The draft law introduces several key updates, targeting both the protection of ethical cybersecurity practices and the strengthening of penalties for serious cybercrimes.

One of the draft law's main objectives is to exempt certain cybersecurity activities from criminal prosecution. Under current German law, security researchers risk prosecution for ‘unauthorized’ access to data when identifying system vulnerabilities. The new amendment proposes adding a specific clause to Section 202a of the German Criminal Code (StGB), clarifying that access intended solely to detect and close security gaps will not be classified as ‘unauthorized.’

The draft law also imposes harsher penalties for severe cases of spying on or intercepting data.
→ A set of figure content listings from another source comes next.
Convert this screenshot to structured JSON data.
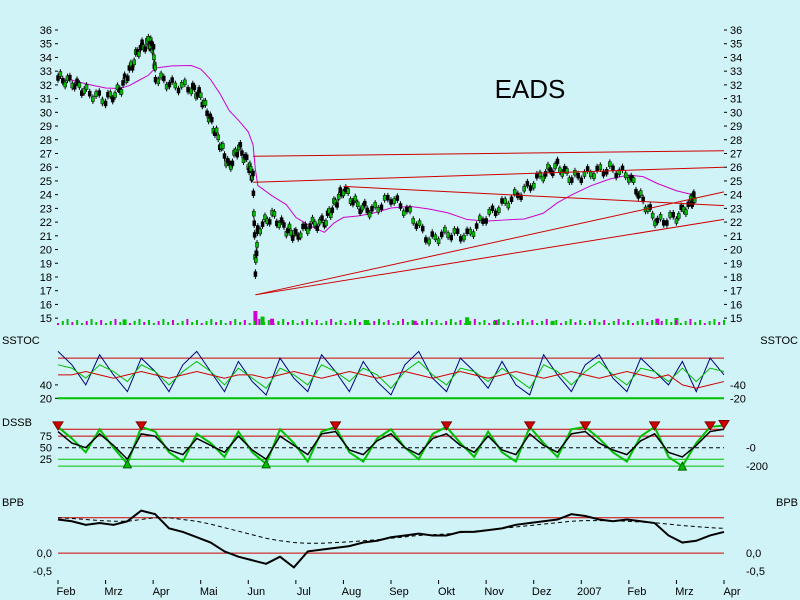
{
  "chart_data": [
    {
      "type": "candlestick",
      "title": "EADS",
      "ylim": [
        14.5,
        36
      ],
      "y_ticks": [
        15,
        16,
        17,
        18,
        19,
        20,
        21,
        22,
        23,
        24,
        25,
        26,
        27,
        28,
        29,
        30,
        31,
        32,
        33,
        34,
        35,
        36
      ],
      "x_labels": [
        "Feb",
        "Mrz",
        "Apr",
        "Mai",
        "Jun",
        "Jul",
        "Aug",
        "Sep",
        "Okt",
        "Nov",
        "Dez",
        "2007",
        "Feb",
        "Mrz",
        "Apr"
      ],
      "close": [
        {
          "x": 0,
          "y": 32.5
        },
        {
          "x": 0.3,
          "y": 32.2
        },
        {
          "x": 0.6,
          "y": 31.5
        },
        {
          "x": 1,
          "y": 30.9
        },
        {
          "x": 1.3,
          "y": 31.6
        },
        {
          "x": 1.5,
          "y": 33.0
        },
        {
          "x": 1.7,
          "y": 34.6
        },
        {
          "x": 1.9,
          "y": 35.1
        },
        {
          "x": 2.0,
          "y": 34.8
        },
        {
          "x": 2.05,
          "y": 32.6
        },
        {
          "x": 2.4,
          "y": 32.0
        },
        {
          "x": 2.8,
          "y": 31.8
        },
        {
          "x": 3.0,
          "y": 31.2
        },
        {
          "x": 3.2,
          "y": 29.5
        },
        {
          "x": 3.4,
          "y": 27.8
        },
        {
          "x": 3.6,
          "y": 26.0
        },
        {
          "x": 3.8,
          "y": 27.5
        },
        {
          "x": 4.0,
          "y": 26.2
        },
        {
          "x": 4.1,
          "y": 25.2
        },
        {
          "x": 4.15,
          "y": 18.5
        },
        {
          "x": 4.2,
          "y": 21.5
        },
        {
          "x": 4.5,
          "y": 22.5
        },
        {
          "x": 4.8,
          "y": 21.5
        },
        {
          "x": 5.0,
          "y": 21.0
        },
        {
          "x": 5.3,
          "y": 21.8
        },
        {
          "x": 5.6,
          "y": 22.0
        },
        {
          "x": 5.8,
          "y": 23.2
        },
        {
          "x": 6.0,
          "y": 24.4
        },
        {
          "x": 6.3,
          "y": 23.2
        },
        {
          "x": 6.6,
          "y": 22.8
        },
        {
          "x": 7.0,
          "y": 23.8
        },
        {
          "x": 7.4,
          "y": 22.6
        },
        {
          "x": 7.8,
          "y": 20.7
        },
        {
          "x": 8.2,
          "y": 21.2
        },
        {
          "x": 8.6,
          "y": 21.0
        },
        {
          "x": 9.0,
          "y": 22.4
        },
        {
          "x": 9.4,
          "y": 23.4
        },
        {
          "x": 9.8,
          "y": 24.3
        },
        {
          "x": 10.2,
          "y": 25.5
        },
        {
          "x": 10.5,
          "y": 26.1
        },
        {
          "x": 10.8,
          "y": 25.2
        },
        {
          "x": 11.2,
          "y": 25.6
        },
        {
          "x": 11.6,
          "y": 25.9
        },
        {
          "x": 12.0,
          "y": 25.4
        },
        {
          "x": 12.3,
          "y": 23.5
        },
        {
          "x": 12.6,
          "y": 22.0
        },
        {
          "x": 13.0,
          "y": 22.4
        },
        {
          "x": 13.3,
          "y": 23.4
        },
        {
          "x": 13.4,
          "y": 24.0
        }
      ],
      "volume": [
        {
          "x": 1.4,
          "y": 0.4
        },
        {
          "x": 4.15,
          "y": 1.0
        },
        {
          "x": 4.3,
          "y": 0.6
        },
        {
          "x": 4.5,
          "y": 0.45
        },
        {
          "x": 6.5,
          "y": 0.35
        },
        {
          "x": 7.5,
          "y": 0.3
        },
        {
          "x": 8.6,
          "y": 0.55
        },
        {
          "x": 9.2,
          "y": 0.35
        },
        {
          "x": 10.4,
          "y": 0.3
        },
        {
          "x": 12.6,
          "y": 0.45
        },
        {
          "x": 13.0,
          "y": 0.5
        }
      ]
    },
    {
      "type": "line",
      "label": "SSTOC",
      "right_label": "SSTOC",
      "ylim": [
        10,
        110
      ],
      "y_ticks_left": [
        40,
        20
      ],
      "y_ticks_right": [
        40,
        20
      ],
      "series": [
        {
          "values": [
            90,
            70,
            40,
            85,
            55,
            30,
            80,
            60,
            30,
            70,
            90,
            60,
            30,
            75,
            45,
            25,
            80,
            50,
            30,
            85,
            60,
            30,
            75,
            45,
            25,
            70,
            90,
            50,
            30,
            80,
            60,
            35,
            75,
            40,
            25,
            85,
            55,
            30,
            70,
            85,
            50,
            30,
            80,
            60,
            40,
            75,
            30,
            80,
            55
          ]
        },
        {
          "values": [
            70,
            65,
            50,
            70,
            60,
            45,
            70,
            60,
            40,
            60,
            75,
            60,
            40,
            65,
            50,
            35,
            65,
            55,
            40,
            70,
            60,
            45,
            65,
            55,
            35,
            60,
            75,
            55,
            40,
            65,
            60,
            45,
            65,
            50,
            35,
            70,
            60,
            40,
            60,
            75,
            55,
            40,
            65,
            60,
            45,
            65,
            45,
            65,
            60
          ]
        },
        {
          "values": [
            55,
            55,
            60,
            55,
            50,
            55,
            60,
            55,
            50,
            55,
            60,
            55,
            50,
            55,
            55,
            50,
            55,
            60,
            55,
            50,
            55,
            60,
            55,
            50,
            55,
            60,
            55,
            50,
            55,
            60,
            55,
            50,
            55,
            60,
            55,
            50,
            55,
            60,
            55,
            50,
            55,
            60,
            55,
            50,
            55,
            40,
            35,
            40,
            45
          ]
        }
      ]
    },
    {
      "type": "line",
      "label": "DSSB",
      "ylim": [
        -20,
        110
      ],
      "y_ticks_left": [
        75,
        50,
        25
      ],
      "y_ticks_right": [
        0,
        -200
      ],
      "series": [
        {
          "values": [
            95,
            70,
            40,
            90,
            50,
            15,
            95,
            85,
            40,
            20,
            80,
            60,
            30,
            85,
            40,
            15,
            90,
            60,
            20,
            85,
            95,
            40,
            20,
            70,
            90,
            50,
            25,
            80,
            95,
            60,
            30,
            85,
            40,
            20,
            95,
            60,
            30,
            90,
            95,
            70,
            40,
            20,
            75,
            95,
            30,
            10,
            60,
            95,
            98
          ]
        },
        {
          "values": [
            85,
            60,
            50,
            80,
            55,
            25,
            80,
            75,
            45,
            35,
            70,
            55,
            40,
            75,
            45,
            25,
            75,
            55,
            35,
            80,
            85,
            45,
            35,
            65,
            80,
            50,
            35,
            70,
            80,
            55,
            40,
            75,
            45,
            35,
            80,
            55,
            40,
            80,
            85,
            60,
            45,
            35,
            65,
            80,
            40,
            30,
            55,
            85,
            90
          ]
        }
      ]
    },
    {
      "type": "line",
      "label": "BPB",
      "right_label": "BPB",
      "ylim": [
        -0.7,
        1.5
      ],
      "y_ticks_left": [
        0.0,
        -0.5
      ],
      "y_ticks_left_labels": [
        "0,0",
        "-0,5"
      ],
      "y_ticks_right_labels": [
        "0,0",
        "-0,5"
      ],
      "series": [
        {
          "values": [
            0.95,
            0.9,
            0.8,
            0.85,
            0.8,
            0.9,
            1.2,
            1.1,
            0.7,
            0.6,
            0.45,
            0.3,
            0.05,
            -0.1,
            -0.2,
            -0.3,
            -0.1,
            -0.4,
            0.05,
            0.1,
            0.15,
            0.2,
            0.3,
            0.35,
            0.45,
            0.5,
            0.55,
            0.5,
            0.5,
            0.6,
            0.6,
            0.65,
            0.7,
            0.8,
            0.85,
            0.9,
            0.95,
            1.1,
            1.05,
            0.95,
            0.9,
            0.95,
            0.9,
            0.85,
            0.5,
            0.3,
            0.35,
            0.5,
            0.6
          ]
        },
        {
          "values": [
            1.0,
            0.98,
            0.95,
            0.92,
            0.9,
            0.9,
            0.95,
            1.0,
            1.0,
            0.95,
            0.9,
            0.82,
            0.72,
            0.62,
            0.52,
            0.42,
            0.35,
            0.3,
            0.28,
            0.28,
            0.3,
            0.32,
            0.35,
            0.38,
            0.42,
            0.46,
            0.5,
            0.52,
            0.54,
            0.58,
            0.62,
            0.66,
            0.7,
            0.74,
            0.78,
            0.82,
            0.86,
            0.9,
            0.92,
            0.92,
            0.92,
            0.9,
            0.88,
            0.86,
            0.82,
            0.78,
            0.75,
            0.72,
            0.7
          ]
        }
      ]
    }
  ],
  "colors": {
    "background": "#cff3f7",
    "price_candles": "#000000",
    "green": "#00c000",
    "magenta": "#d000d0",
    "red": "#d00000",
    "navy": "#000080"
  }
}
In particular, it defines ‘particularly serious cases’ in which offenders would face increased penalties. These cases include incidents resulting in substantial financial loss, acts driven by greed or organized crime, and actions that compromise the security or operational integrity of critical infrastructure or governmental institutions. If a crime affects Germany's national security or critical infrastructure, even if conducted from abroad, offenders could face prison sentences ranging from three months to five years.

The proposed amendment to the German Criminal Code was published on November 4, 2024, and has been sent to German states and relevant industry associations for comment, with feedback open until December 13, 2024.